Huit jours après, je fus un des premiers à descendre à terre. Sur le wharf, mon pointeur attendait une pirogue pour gagner le bord. Il tenait dans sa main une enveloppe contenant le prix de son achat. Il me la tendit et je pourrais ajouter comme André Gide ... le plus simplement du monde.
Je me souviens du rire des femmes de Cotonou tandis que j'embrassais leurs gosses aux bonnes têtes. Un rire fait d'étonnement et de gratitude. J'ai eu à Sassandra un ami noir qui m'accablait de gentillesses, de cadeaux à la fois princiers et puérils. Et je pense que Gide a raison, qui écrit : « A travers lui [Adoum] je sens toute une humanité souffrante, une pauvre race opprimée, dont nous avons mal su comprendre la beauté, la valeur... »
Mais que faisons-nous pour eux ? Avons-nous un moyen terme entre les droits électoraux et le servage le plus inhumain ? Oui, André Gide, « ces braves gens sont peu mûrs pour les revendications sociales », et je crois que nous abusons de cette faiblesse.

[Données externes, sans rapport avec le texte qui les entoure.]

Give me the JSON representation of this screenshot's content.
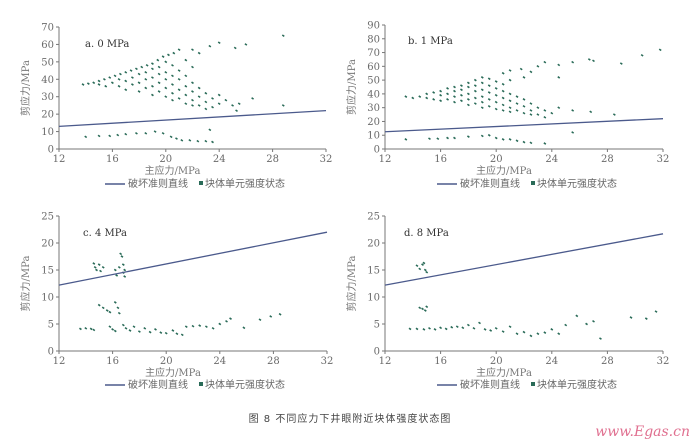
{
  "caption": "图 8   不同应力下井眼附近块体强度状态图",
  "watermark": "www.Egas.cn",
  "colors": {
    "points": "#2a6b58",
    "line": "#4b5a8c",
    "axis": "#777777"
  },
  "chart_data": [
    {
      "type": "scatter",
      "panel_label": "a. 0 MPa",
      "xlabel": "主应力/MPa",
      "ylabel": "剪应力/MPa",
      "xlim": [
        12,
        32
      ],
      "ylim": [
        0,
        70
      ],
      "xticks": [
        12,
        16,
        20,
        24,
        28,
        32
      ],
      "yticks": [
        0,
        10,
        20,
        30,
        40,
        50,
        60,
        70
      ],
      "legend": {
        "line": "破坏准则直线",
        "points": "块体单元强度状态"
      },
      "criterion_line": [
        [
          12,
          13
        ],
        [
          32,
          22
        ]
      ],
      "points": [
        [
          13.8,
          37
        ],
        [
          14.2,
          37.5
        ],
        [
          14.6,
          38
        ],
        [
          15,
          39
        ],
        [
          15.4,
          40
        ],
        [
          15.8,
          41
        ],
        [
          16.2,
          42
        ],
        [
          16.6,
          43
        ],
        [
          17,
          44
        ],
        [
          17.4,
          45
        ],
        [
          17.8,
          46
        ],
        [
          18.2,
          47
        ],
        [
          18.6,
          48
        ],
        [
          19,
          49
        ],
        [
          19.4,
          51
        ],
        [
          19.8,
          53
        ],
        [
          20.2,
          54
        ],
        [
          20.6,
          55
        ],
        [
          15,
          37
        ],
        [
          15.5,
          36
        ],
        [
          16,
          38
        ],
        [
          16.5,
          36
        ],
        [
          16.5,
          40
        ],
        [
          17,
          39
        ],
        [
          17,
          34
        ],
        [
          17.5,
          41
        ],
        [
          17.5,
          37
        ],
        [
          18,
          43
        ],
        [
          18,
          38
        ],
        [
          18,
          33
        ],
        [
          18.5,
          44
        ],
        [
          18.5,
          40
        ],
        [
          18.5,
          35
        ],
        [
          19,
          46
        ],
        [
          19,
          41
        ],
        [
          19,
          36
        ],
        [
          19,
          31
        ],
        [
          19.5,
          47
        ],
        [
          19.5,
          43
        ],
        [
          19.5,
          38
        ],
        [
          19.5,
          33
        ],
        [
          20,
          50
        ],
        [
          20,
          44
        ],
        [
          20,
          40
        ],
        [
          20,
          35
        ],
        [
          20,
          30
        ],
        [
          20.5,
          48
        ],
        [
          20.5,
          42
        ],
        [
          20.5,
          37
        ],
        [
          20.5,
          32
        ],
        [
          20.5,
          28
        ],
        [
          21,
          45
        ],
        [
          21,
          40
        ],
        [
          21,
          34
        ],
        [
          21,
          29
        ],
        [
          21.5,
          42
        ],
        [
          21.5,
          36
        ],
        [
          21.5,
          31
        ],
        [
          21.5,
          26
        ],
        [
          22,
          38
        ],
        [
          22,
          33
        ],
        [
          22,
          28
        ],
        [
          22,
          25
        ],
        [
          22.5,
          35
        ],
        [
          22.5,
          30
        ],
        [
          22.5,
          25
        ],
        [
          23,
          32
        ],
        [
          23,
          27
        ],
        [
          23,
          23
        ],
        [
          23.5,
          29
        ],
        [
          23.5,
          24
        ],
        [
          24,
          26
        ],
        [
          24,
          31
        ],
        [
          24.5,
          28
        ],
        [
          25,
          25
        ],
        [
          25.5,
          26
        ],
        [
          26.5,
          29
        ],
        [
          21,
          57
        ],
        [
          22,
          57
        ],
        [
          22.5,
          55
        ],
        [
          23.3,
          59
        ],
        [
          24,
          61
        ],
        [
          25.2,
          58
        ],
        [
          26,
          60
        ],
        [
          28.8,
          65
        ],
        [
          28.8,
          25
        ],
        [
          25.3,
          22
        ],
        [
          21.5,
          51
        ],
        [
          22,
          47
        ],
        [
          14,
          7
        ],
        [
          15,
          7.5
        ],
        [
          15.8,
          7.5
        ],
        [
          16.4,
          8
        ],
        [
          17,
          8.5
        ],
        [
          17.8,
          9
        ],
        [
          18.5,
          9
        ],
        [
          19.2,
          10
        ],
        [
          19.8,
          9
        ],
        [
          20.4,
          7
        ],
        [
          20.8,
          6
        ],
        [
          21.2,
          5
        ],
        [
          21.8,
          5
        ],
        [
          22.4,
          4.5
        ],
        [
          23,
          4.5
        ],
        [
          23.3,
          11
        ],
        [
          23.5,
          4
        ]
      ]
    },
    {
      "type": "scatter",
      "panel_label": "b. 1 MPa",
      "xlabel": "主应力/MPa",
      "ylabel": "剪应力/MPa",
      "xlim": [
        12,
        32
      ],
      "ylim": [
        0,
        90
      ],
      "xticks": [
        12,
        16,
        20,
        24,
        28,
        32
      ],
      "yticks": [
        0,
        10,
        20,
        30,
        40,
        50,
        60,
        70,
        80,
        90
      ],
      "legend": {
        "line": "破坏准则直线",
        "points": "块体单元强度状态"
      },
      "criterion_line": [
        [
          12,
          12.5
        ],
        [
          32,
          22
        ]
      ],
      "points": [
        [
          13.5,
          38
        ],
        [
          14,
          37
        ],
        [
          14.5,
          38
        ],
        [
          15,
          40
        ],
        [
          15.5,
          41
        ],
        [
          16,
          42
        ],
        [
          16.5,
          44
        ],
        [
          17,
          45
        ],
        [
          17.5,
          46
        ],
        [
          18,
          48
        ],
        [
          18.5,
          50
        ],
        [
          19,
          52
        ],
        [
          19.5,
          51
        ],
        [
          20,
          49
        ],
        [
          20.5,
          47
        ],
        [
          15,
          37
        ],
        [
          15.5,
          36
        ],
        [
          16,
          39
        ],
        [
          16,
          35
        ],
        [
          16.5,
          40
        ],
        [
          16.5,
          36
        ],
        [
          17,
          42
        ],
        [
          17,
          38
        ],
        [
          17,
          34
        ],
        [
          17.5,
          43
        ],
        [
          17.5,
          39
        ],
        [
          17.5,
          35
        ],
        [
          18,
          45
        ],
        [
          18,
          40
        ],
        [
          18,
          36
        ],
        [
          18,
          32
        ],
        [
          18.5,
          46
        ],
        [
          18.5,
          42
        ],
        [
          18.5,
          37
        ],
        [
          18.5,
          33
        ],
        [
          19,
          48
        ],
        [
          19,
          43
        ],
        [
          19,
          38
        ],
        [
          19,
          34
        ],
        [
          19,
          30
        ],
        [
          19.5,
          46
        ],
        [
          19.5,
          41
        ],
        [
          19.5,
          36
        ],
        [
          19.5,
          31
        ],
        [
          20,
          44
        ],
        [
          20,
          39
        ],
        [
          20,
          34
        ],
        [
          20,
          29
        ],
        [
          20.5,
          42
        ],
        [
          20.5,
          37
        ],
        [
          20.5,
          32
        ],
        [
          20.5,
          28
        ],
        [
          21,
          40
        ],
        [
          21,
          35
        ],
        [
          21,
          30
        ],
        [
          21,
          27
        ],
        [
          21.5,
          38
        ],
        [
          21.5,
          33
        ],
        [
          21.5,
          28
        ],
        [
          22,
          36
        ],
        [
          22,
          31
        ],
        [
          22,
          26
        ],
        [
          22.5,
          33
        ],
        [
          22.5,
          28
        ],
        [
          22.5,
          25
        ],
        [
          23,
          30
        ],
        [
          23,
          25
        ],
        [
          23.5,
          28
        ],
        [
          23.5,
          23
        ],
        [
          24,
          26
        ],
        [
          24.5,
          30
        ],
        [
          20.5,
          55
        ],
        [
          21,
          57
        ],
        [
          21.8,
          58
        ],
        [
          22.5,
          56
        ],
        [
          23,
          60
        ],
        [
          23.5,
          63
        ],
        [
          24.5,
          61
        ],
        [
          25.5,
          63
        ],
        [
          26.7,
          65
        ],
        [
          27,
          64
        ],
        [
          29,
          62
        ],
        [
          30.5,
          68
        ],
        [
          31.8,
          72
        ],
        [
          25.5,
          28
        ],
        [
          26.8,
          27
        ],
        [
          28.5,
          25
        ],
        [
          21,
          50
        ],
        [
          22,
          52
        ],
        [
          24.5,
          52
        ],
        [
          25.5,
          12
        ],
        [
          13.5,
          7
        ],
        [
          15.2,
          7.5
        ],
        [
          15.8,
          7.5
        ],
        [
          16.5,
          8
        ],
        [
          17,
          8
        ],
        [
          18,
          9
        ],
        [
          19,
          9.5
        ],
        [
          19.5,
          10
        ],
        [
          20,
          8
        ],
        [
          20.5,
          7
        ],
        [
          21,
          7
        ],
        [
          21.5,
          6
        ],
        [
          22,
          5
        ],
        [
          22.5,
          4.5
        ],
        [
          23.5,
          4
        ]
      ]
    },
    {
      "type": "scatter",
      "panel_label": "c. 4 MPa",
      "xlabel": "主应力/MPa",
      "ylabel": "剪应力/MPa",
      "xlim": [
        12,
        32
      ],
      "ylim": [
        0,
        25
      ],
      "xticks": [
        12,
        16,
        20,
        24,
        28,
        32
      ],
      "yticks": [
        0,
        5,
        10,
        15,
        20,
        25
      ],
      "legend": {
        "line": "破坏准则直线",
        "points": "块体单元强度状态"
      },
      "criterion_line": [
        [
          12,
          12.2
        ],
        [
          32,
          22
        ]
      ],
      "points": [
        [
          14.6,
          16.2
        ],
        [
          14.7,
          15.5
        ],
        [
          14.8,
          15
        ],
        [
          15,
          16
        ],
        [
          15.1,
          14.8
        ],
        [
          15.3,
          15.5
        ],
        [
          16.2,
          15
        ],
        [
          16.3,
          14
        ],
        [
          16.5,
          15.5
        ],
        [
          16.7,
          17.5
        ],
        [
          16.8,
          16
        ],
        [
          16.8,
          14.5
        ],
        [
          16.9,
          13.8
        ],
        [
          16.6,
          18
        ],
        [
          16.9,
          15
        ],
        [
          15,
          8.5
        ],
        [
          15.3,
          8
        ],
        [
          15.6,
          7.5
        ],
        [
          15.8,
          7.2
        ],
        [
          16.2,
          9
        ],
        [
          16.4,
          8
        ],
        [
          16.5,
          7
        ],
        [
          13.6,
          4.1
        ],
        [
          14,
          4.2
        ],
        [
          14.4,
          4.1
        ],
        [
          14.6,
          3.9
        ],
        [
          15.8,
          4.5
        ],
        [
          16,
          4
        ],
        [
          16.2,
          3.7
        ],
        [
          16.8,
          4.8
        ],
        [
          17,
          4.2
        ],
        [
          17.3,
          3.8
        ],
        [
          17.6,
          4.5
        ],
        [
          18,
          3.6
        ],
        [
          18.4,
          4.2
        ],
        [
          18.8,
          3.5
        ],
        [
          19.2,
          4
        ],
        [
          19.6,
          3.4
        ],
        [
          20,
          3.3
        ],
        [
          20.5,
          3.8
        ],
        [
          20.8,
          3.2
        ],
        [
          21.2,
          3
        ],
        [
          21.5,
          4.5
        ],
        [
          22,
          4.6
        ],
        [
          22.5,
          4.7
        ],
        [
          23,
          4.5
        ],
        [
          23.5,
          4.2
        ],
        [
          24,
          5
        ],
        [
          24.5,
          5.5
        ],
        [
          24.8,
          6
        ],
        [
          25.8,
          4.3
        ],
        [
          27,
          5.8
        ],
        [
          27.8,
          6.4
        ],
        [
          28.5,
          6.8
        ]
      ]
    },
    {
      "type": "scatter",
      "panel_label": "d. 8 MPa",
      "xlabel": "主应力/MPa",
      "ylabel": "剪应力/MPa",
      "xlim": [
        12,
        32
      ],
      "ylim": [
        0,
        25
      ],
      "xticks": [
        12,
        16,
        20,
        24,
        28,
        32
      ],
      "yticks": [
        0,
        5,
        10,
        15,
        20,
        25
      ],
      "legend": {
        "line": "破坏准则直线",
        "points": "块体单元强度状态"
      },
      "criterion_line": [
        [
          12,
          12.2
        ],
        [
          32,
          21.7
        ]
      ],
      "points": [
        [
          14.3,
          15.8
        ],
        [
          14.5,
          15.2
        ],
        [
          14.7,
          16
        ],
        [
          14.9,
          15
        ],
        [
          15,
          14.6
        ],
        [
          14.8,
          16.3
        ],
        [
          14.5,
          8
        ],
        [
          14.7,
          7.8
        ],
        [
          14.9,
          7.5
        ],
        [
          15,
          8.2
        ],
        [
          13.8,
          4.1
        ],
        [
          14.3,
          4.1
        ],
        [
          14.8,
          4
        ],
        [
          15.2,
          4.2
        ],
        [
          15.6,
          4
        ],
        [
          16,
          4.3
        ],
        [
          16.4,
          4.1
        ],
        [
          16.8,
          4.4
        ],
        [
          17.2,
          4.5
        ],
        [
          17.6,
          4.3
        ],
        [
          18,
          4.8
        ],
        [
          18.4,
          4.2
        ],
        [
          18.8,
          5.2
        ],
        [
          19.2,
          4
        ],
        [
          19.6,
          3.8
        ],
        [
          20,
          4.2
        ],
        [
          20.5,
          3.6
        ],
        [
          21,
          4.5
        ],
        [
          21.5,
          3.2
        ],
        [
          22,
          3.5
        ],
        [
          22.5,
          2.8
        ],
        [
          23,
          3.2
        ],
        [
          23.5,
          3.4
        ],
        [
          24,
          4
        ],
        [
          24.5,
          3.2
        ],
        [
          25,
          4.8
        ],
        [
          25.8,
          6.5
        ],
        [
          26.5,
          5
        ],
        [
          27,
          5.5
        ],
        [
          27.5,
          2.3
        ],
        [
          29.7,
          6.2
        ],
        [
          30.8,
          6
        ],
        [
          31.5,
          7.3
        ]
      ]
    }
  ]
}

Certains chiens luxueux et inutiles sont mieux traités que ces « boys » mal nourris, mal logés et qu'on accuse de voler un morccau de pain, alors que le chien vient manger du sucre dans les mains du maître.
Les deux livres d'André Gide auront plus fait que les rapports des administrateurs chargés d'enquête qui connurent trop les bienfaits de la solidarité professionnelle, et plus que ce Batouala que l'on prit pour une vengeance.
[249] L'Enquête au Pays du Levant, de Barrés, Sur la route mandarine, de Dorgelès, le Voyage au Congo et Le Retour du Tchad, quatre livres où la littérature a fait réellement une oeuvre sociale et française.
Et il faut bien comprendre un des derniers feuillets de Gide : « Douala, 7 mai. Quel hôtel ! Le plus rébarbatif des gîtes d'étape est préférable. Et quels blancs ! laideur, bêtise, vulgarité...
... Je voudrais écrire un Éloge de la délicatesse... »
Je l'ai lu quelque part ! aux pages 108 et 109 du Retour du Tchad, et c'est Adoum qui fournit le thème de cet éloge.